PT Pelindo (Persero) selaku operator pelabuhan pun dinilai tidak profesional. Sebab, kapasitas bongkar muat hanya 2.500 per hari dipaksakan menjadi 4.000 - 7.000 per harinya.
“Sebenarnya kan hal ini sudah berlarut-larut, hal ini gak selesai-selesai, Ya selama ini, ya mungkin kecil-kecil lama-lama kan sampai pada puncaknya kejadian kemarin itu ya (macet),” beber dia.

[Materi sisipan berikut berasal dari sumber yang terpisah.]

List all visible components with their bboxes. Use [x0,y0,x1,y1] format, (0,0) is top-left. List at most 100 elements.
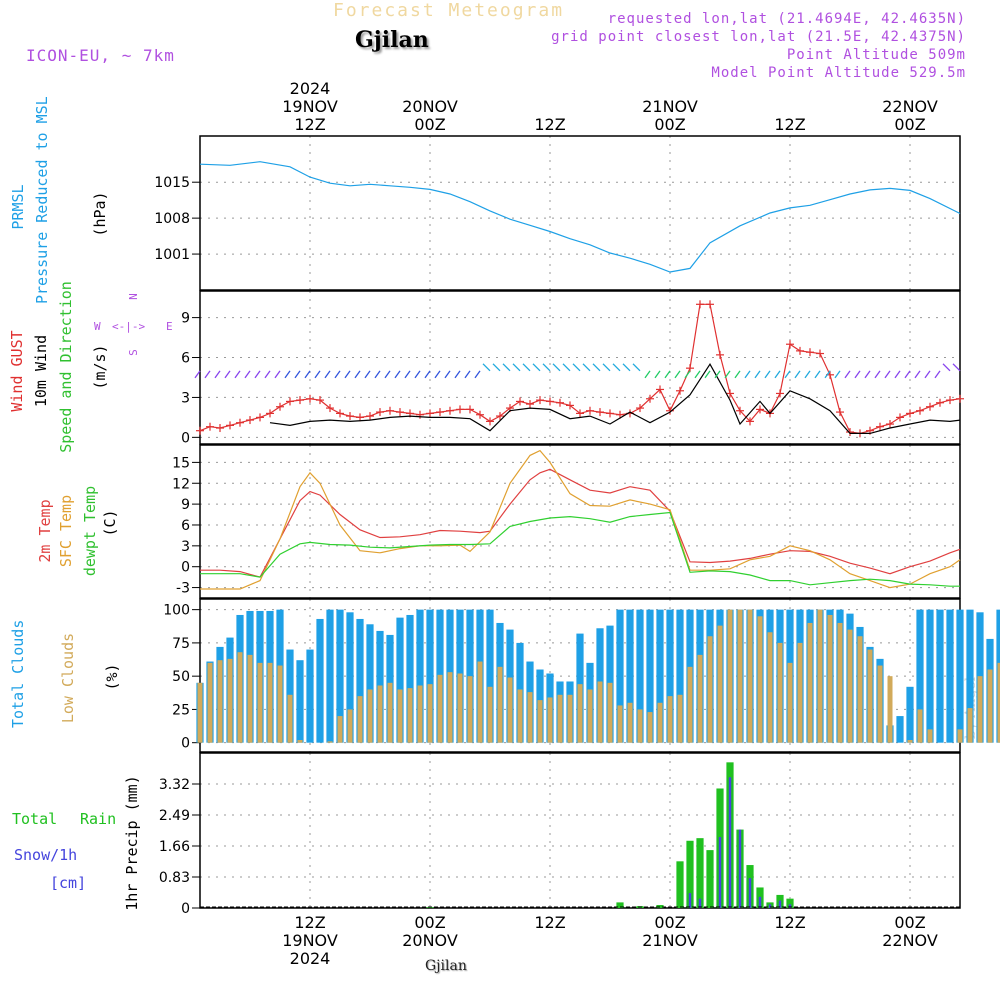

Khairul memandang seyogyanya Pelindo mengikuti standar operasional prosedur (SOP) bongkar kuat. Dengan SOP perusahaan merencanakan kapan barang harus dikeluarkan dan kapan harus masuk.

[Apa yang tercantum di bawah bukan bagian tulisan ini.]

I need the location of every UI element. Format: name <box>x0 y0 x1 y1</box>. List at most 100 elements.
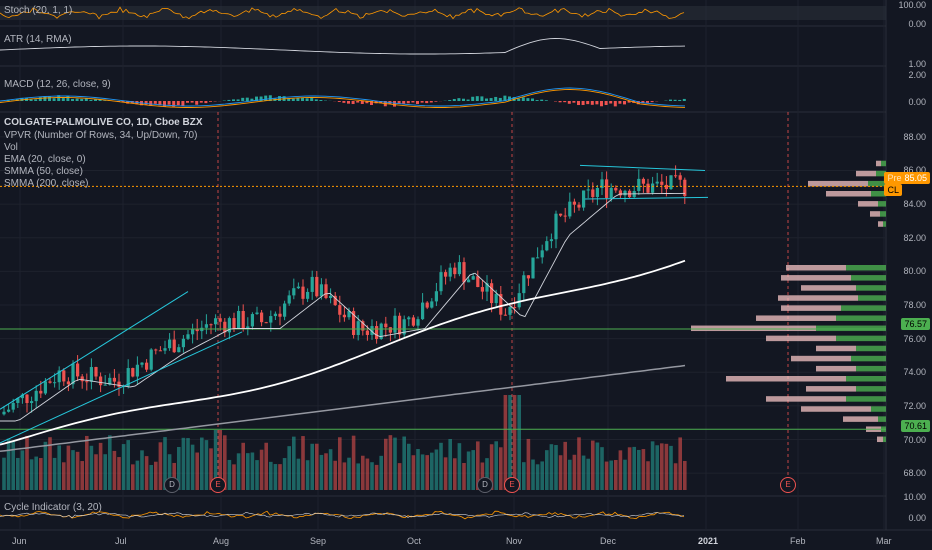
candle-body <box>204 324 208 328</box>
symbol-title[interactable]: COLGATE-PALMOLIVE CO, 1D, Cboe BZX <box>4 117 203 128</box>
dividend-marker[interactable]: D <box>477 477 493 493</box>
macd-histogram-bar <box>121 101 125 102</box>
candle-body <box>623 190 627 196</box>
volume-bar <box>149 464 153 490</box>
candle-body <box>306 291 310 299</box>
candle-body <box>34 390 38 402</box>
earnings-marker[interactable]: E <box>210 477 226 493</box>
cycle-signal-line <box>0 511 685 519</box>
vpvr-down-bar <box>781 275 851 281</box>
cycle-label[interactable]: Cycle Indicator (3, 20) <box>4 502 102 513</box>
candle-body <box>439 272 443 292</box>
candle-body <box>145 362 149 370</box>
volume-bar <box>526 438 531 490</box>
vpvr-down-bar <box>766 335 836 342</box>
candle-body <box>255 312 259 315</box>
volume-bar <box>361 455 365 490</box>
vpvr-down-bar <box>870 211 880 217</box>
macd-histogram-bar <box>94 99 97 101</box>
macd-histogram-bar <box>301 97 304 101</box>
candle-body <box>260 312 264 323</box>
earnings-marker[interactable]: E <box>504 477 520 493</box>
volume-bar <box>627 447 632 490</box>
vpvr-down-bar <box>801 406 871 412</box>
volume-bar <box>402 436 406 490</box>
indicator-vol[interactable]: Vol <box>4 142 18 153</box>
volume-bar <box>535 464 540 490</box>
stoch-label[interactable]: Stoch (20, 1, 1) <box>4 5 73 16</box>
candle-body <box>48 381 52 383</box>
volume-bar <box>347 457 351 490</box>
ema-20-line <box>0 192 686 422</box>
volume-bar <box>80 461 84 490</box>
volume-bar <box>140 450 144 490</box>
candle-body <box>246 326 250 330</box>
macd-histogram-bar <box>98 99 102 101</box>
volume-bar <box>586 458 590 490</box>
candle-body <box>347 311 351 318</box>
price-tick: 70.00 <box>903 434 926 445</box>
volume-bar <box>595 442 600 490</box>
macd-histogram-bar <box>89 99 93 101</box>
vpvr-up-bar <box>876 170 886 177</box>
volume-bar <box>604 461 609 490</box>
candle-body <box>319 284 323 297</box>
volume-bar <box>499 447 503 490</box>
macd-histogram-bar <box>153 101 157 104</box>
macd-histogram-bar <box>181 101 185 106</box>
candle-body <box>407 317 411 320</box>
macd-histogram-bar <box>232 99 235 101</box>
indicator-smma200[interactable]: SMMA (200, close) <box>4 178 89 189</box>
candle-body <box>140 362 144 365</box>
candle-body <box>292 288 296 296</box>
volume-bar <box>655 445 659 490</box>
macd-histogram-bar <box>457 98 461 101</box>
volume-bar <box>669 445 673 490</box>
candle-body <box>30 401 34 404</box>
volume-bar <box>646 461 650 490</box>
candle-body <box>513 307 517 309</box>
macd-histogram-bar <box>370 101 373 106</box>
volume-bar <box>250 452 255 490</box>
vpvr-up-bar <box>841 305 886 311</box>
macd-histogram-bar <box>475 96 479 101</box>
indicator-ema[interactable]: EMA (20, close, 0) <box>4 154 86 165</box>
candle-body <box>536 257 540 259</box>
earnings-marker[interactable]: E <box>780 477 796 493</box>
macd-histogram-bar <box>379 101 383 104</box>
volume-bar <box>144 456 149 490</box>
macd-histogram-bar <box>609 101 613 104</box>
volume-bar <box>517 395 521 490</box>
vpvr-up-bar <box>883 436 886 443</box>
candle-body <box>269 316 273 323</box>
volume-bar <box>315 443 319 490</box>
volume-bar <box>112 450 117 490</box>
volume-bar <box>282 458 287 490</box>
level-tag-1: 76.57 <box>901 318 930 330</box>
candle-body <box>375 326 379 340</box>
indicator-panes <box>0 6 886 520</box>
candle-body <box>421 302 425 320</box>
macd-histogram-bar <box>416 101 419 104</box>
x-label-dec: Dec <box>600 536 617 546</box>
volume-bar <box>637 449 641 490</box>
macd-label[interactable]: MACD (12, 26, close, 9) <box>4 79 111 90</box>
volume-bar <box>85 435 89 490</box>
atr-label[interactable]: ATR (14, RMA) <box>4 34 72 45</box>
candle-body <box>273 313 277 317</box>
candle-body <box>517 293 521 308</box>
candle-body <box>71 363 75 385</box>
candle-body <box>637 178 641 191</box>
candle-body <box>471 276 475 280</box>
macd-histogram-bar <box>641 101 645 104</box>
indicator-vpvr[interactable]: VPVR (Number Of Rows, 34, Up/Down, 70) <box>4 130 198 141</box>
vpvr-down-bar <box>856 170 876 177</box>
indicator-smma50[interactable]: SMMA (50, close) <box>4 166 83 177</box>
price-tick: 80.00 <box>903 266 926 277</box>
macd-histogram-bar <box>508 96 511 101</box>
dividend-marker[interactable]: D <box>164 477 180 493</box>
volume-bar <box>545 450 549 490</box>
vpvr-down-bar <box>826 191 871 197</box>
macd-histogram-bar <box>167 101 171 105</box>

Apalagi aturannya juga terintegrasi dengan national logistic ecosystem (NLE). Di mana, NLE menjadi ekosistem logistik yang mengintegrasikan seluruh proses logistik di Indonesia, mulai dari kedatangan sarana pengangkut hingga barang tiba di gudang.
“Ketidak profesionalan, semua kan ada SOP-nya mas, ya semuanya kan ada SOP-nya, sekarang kan antara yang masuk dan keluar itu kan semua punya planning,” ucapnya.
“Kan punya perencanaan kapal yang akan masuk, kalau udah tau kan itu punya jadwal antrian kan mas, sekarang kan tinggal percepatan mas, alatnya ada, semuanya ada, sistemnya ada semua. Sekarang kembali kepada sumber daya manusianya kan mas,” kata Khairul.